振り返りはあくまでも今の視点からの作業なので主観の選別が難しい。これは本当にあの頃の自分の言葉なのか。安易に美化しないように一つずつ選んでみる。

その夏も暑かった。学生寮で勉強するのは気が狂いそうになるので流石に実家へ帰ることにした。正直この時期の記憶はあまり残っていない。受験先は2校まで絞った。進学後に何を学び何を研究したいか、自分の実力に見合っているか、色々考えてここが妥協点だった。

一般的に偏差値が高いと言われている学校の受験日が先だった。筆記だけの一次試験に通れば、二次の口頭試問に進める。やれるだけやってみた。が、試験中に感じた。落ちたな、と。
帰宅から結果発表日までの記憶はほとんどない。ただ、父にどうだったか聞かれ、気を使ってくれと八つ当たりした気がする。最低だ。
そして、やっぱり落ちた。悔しさよりも後が無い不安で毎日吐きそうだった。この日々を大学入試以前から味わっている友人達は凄いなと、心底思った。後回しにしてきた経験と感情に向かい合うだけなのに、弱い私はそれすら消化するのが精一杯だった。

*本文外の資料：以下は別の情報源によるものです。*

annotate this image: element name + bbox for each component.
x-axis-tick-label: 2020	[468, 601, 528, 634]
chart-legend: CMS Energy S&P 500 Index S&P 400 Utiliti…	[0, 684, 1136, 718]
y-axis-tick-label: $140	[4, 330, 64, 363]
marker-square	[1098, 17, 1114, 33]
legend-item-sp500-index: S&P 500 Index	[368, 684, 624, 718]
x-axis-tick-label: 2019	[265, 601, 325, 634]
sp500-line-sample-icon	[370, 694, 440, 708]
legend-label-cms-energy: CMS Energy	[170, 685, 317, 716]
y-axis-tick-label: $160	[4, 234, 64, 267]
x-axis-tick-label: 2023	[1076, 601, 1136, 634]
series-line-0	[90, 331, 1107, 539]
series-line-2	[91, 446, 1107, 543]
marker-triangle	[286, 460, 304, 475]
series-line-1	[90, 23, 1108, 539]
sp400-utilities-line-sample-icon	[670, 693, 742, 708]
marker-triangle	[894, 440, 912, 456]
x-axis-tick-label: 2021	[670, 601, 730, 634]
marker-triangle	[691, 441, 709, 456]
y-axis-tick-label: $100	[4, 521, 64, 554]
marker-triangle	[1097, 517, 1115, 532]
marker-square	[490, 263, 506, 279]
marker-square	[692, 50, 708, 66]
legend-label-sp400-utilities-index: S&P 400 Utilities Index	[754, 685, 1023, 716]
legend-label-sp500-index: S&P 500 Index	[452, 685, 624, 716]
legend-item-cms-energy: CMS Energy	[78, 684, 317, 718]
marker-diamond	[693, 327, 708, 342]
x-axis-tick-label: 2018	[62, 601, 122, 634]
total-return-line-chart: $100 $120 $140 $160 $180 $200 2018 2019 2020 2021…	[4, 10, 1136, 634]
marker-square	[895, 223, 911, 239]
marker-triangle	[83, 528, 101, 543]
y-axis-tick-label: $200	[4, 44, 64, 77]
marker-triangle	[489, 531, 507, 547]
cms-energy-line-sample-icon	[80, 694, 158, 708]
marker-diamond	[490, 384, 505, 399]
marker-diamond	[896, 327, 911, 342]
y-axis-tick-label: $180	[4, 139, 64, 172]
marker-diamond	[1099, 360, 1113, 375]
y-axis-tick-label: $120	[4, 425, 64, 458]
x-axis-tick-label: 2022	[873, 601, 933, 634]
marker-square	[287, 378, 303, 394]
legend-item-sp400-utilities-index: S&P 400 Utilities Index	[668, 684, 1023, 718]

もう1校は確かお盆前後に受験した気がする。落ちた学校と違い口頭試問もセットで消化するのでスーツと革靴を引っ張り出した。ボロボロの革靴を見兼ねて母が新調してくれた。三千円程だっただろうか、後に就職するまで大切に履いた。申し訳なくて布団の中でバレないように泣いた。
そしてやっぱり試験の記憶は殆ど無い。あっと言う間に終わってしまった。正直手応えはあった。が、あり過ぎた。ボーダーが全く想像できなかったことが不安だった。
結果発表は夏休み明けだった。その後の夏休みはほぼニートのように過ごしたはずだ。何をしていたのか本当に思い出せない。

学生寮に戻った。既に友人が合格を決めていたので、なんとなく肩身が狭かった。発表日まで一週間程度だったか。ただただ憂鬱だった。
そして当日、疲れ切っていたのか昼食後すぐに眠りについてしまった。起きたのは14時半頃、すでに発表から一時間以上過ぎている。
半分諦めながら発表サイトを開いた。



あった。

私の番号は、確かにそこにあった。



何度見返しただろう。気付いたら同部屋の友人と抱き合っていた。涙が止まらなかった。私の大切な親友、彼も一緒に泣いてくれた。
泣きながら両親に報告の電話をした。ド平日の職場で、両親も泣いていた。期待を裏切り続けてきたからか、あまり褒めてもらえなかったからか。「おめでとう」、その言葉がとても嬉しかった。私はずっと誰かにそう言ってほしかったのだ。そう言ってもらえるような、後ろめたさのない、胸を張れる自分になりたかったのだ。与えられたものではなく、私が培ってきたものを見つけてほしかったのだ。
大学入寮日、大好きな母は最後まで納得せずに、悲しい目をしていた。私はずっと寂しかったんだ。自慢の子供だと、笑いかけてほしかったんだ。

人生で初めて、自分で掴み取った権利。ゴールではない。やっとスタートラインに立てただけだ。
それでも、私にとってはそれが何より大事だった。自分で選んだ未来には、自分で責任を持つことが出来る。自分の人生を自分のペースで歩んでいける。私の選択を尊重してもらえる環境を、信頼で勝ち取った。

その日、私は私をやっと許してあげることが出来た。
遅くなってごめんね。もう一人じゃないよ。